In Italia alcuni media adottano gli schemi della Guerra fredda con l’entusiasmo di una repubblica delle banane. Malgrado all’epoca fosse devoto a Trump quanto a padre Pio, il premier Giuseppe Conte viene tacciato di rompere la solidarietà occidentale per aver aderito (goffamente) al progetto cinese Belt and Road, foriero di vantaggi per il nostro paese.
Un settimanale a larga tiratura accusa gli 11 centri culturali della Cina, i Confucio, di funzionare da schermo per lo spionaggio cinese, sicché i suoi direttori italiani (9 sinologi e 2 economisti, tutti stimati accademici) si scoprono colpevoli di intelligenza col nemico. Editorialisti indifferenti ai diritti umani si accorgono all’improvviso della brutale repressione cinese degli Uiguri e lamentano accorati che la Ue non insorga (curiosamente gli stessi quotidiani non hanno mai dato notizie di quanto accade nel Kashmir occupato dall’esercito indiano con altrettanta brutalità).

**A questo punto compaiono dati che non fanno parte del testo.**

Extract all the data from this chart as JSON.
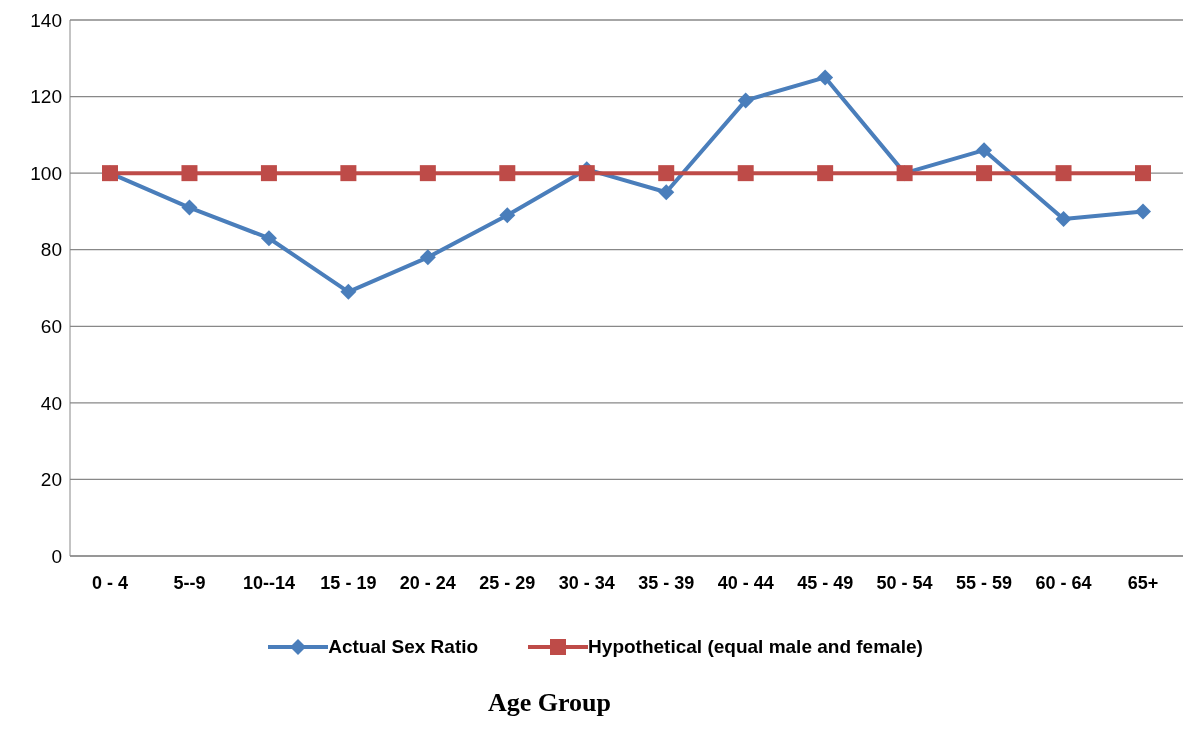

L’ambiguità di Pechino di fronte all’invasione dell’Ucraina permette di ripristinare la narrazione della nuova Guerra fredda in versione: Mosca e Pechino contro il Blocco occidentale guidato dagli Stati Uniti. Non è questo lo schema che ci può proteggere dalle onde d’urto proiettate nel mondo dalla fine della Pax americana.
Avremmo semmai bisogno di un nuovo Accordo di Helsinki, e di un’Europa che se ne faccia promotrice. Di nuove regole per un mondo multipolare in cui le apprensioni di tutti, anche di Pechino, siano prese in considerazione. Occorrerebbe coraggio (anche da parte della Cina). E rapidità, perché il caos incombe.
L’alternativa
L’alternativa è il ritorno al retro-futuro verso cui già dirige una parte dalla stampa italiana. Da una parte il pacifismo ex-sovietico da cui il pacifismo sincero, quello delle Castellina e dei Landini, dovrebbe finalmente smarcarsi; dall’altra un atlantismo altrettanto petulante che vuole a tutti costi la Cina al di là della nuova Cortina di ferro, e noi tutti di qua, disciplinati e docili, senza velleità di ‘autonomie strategiche’, rassicurati dall’aver finalmente trovato il Nemico necessario alla costruzione della nostra smarrita identità («Sappiamo chi siamo solo quando sappiamo chi non siamo e spesso solo quando sappiamo contro chi siamo»: Samuel Huntington, ovviamente). Non siamo cinesi. Grande novità.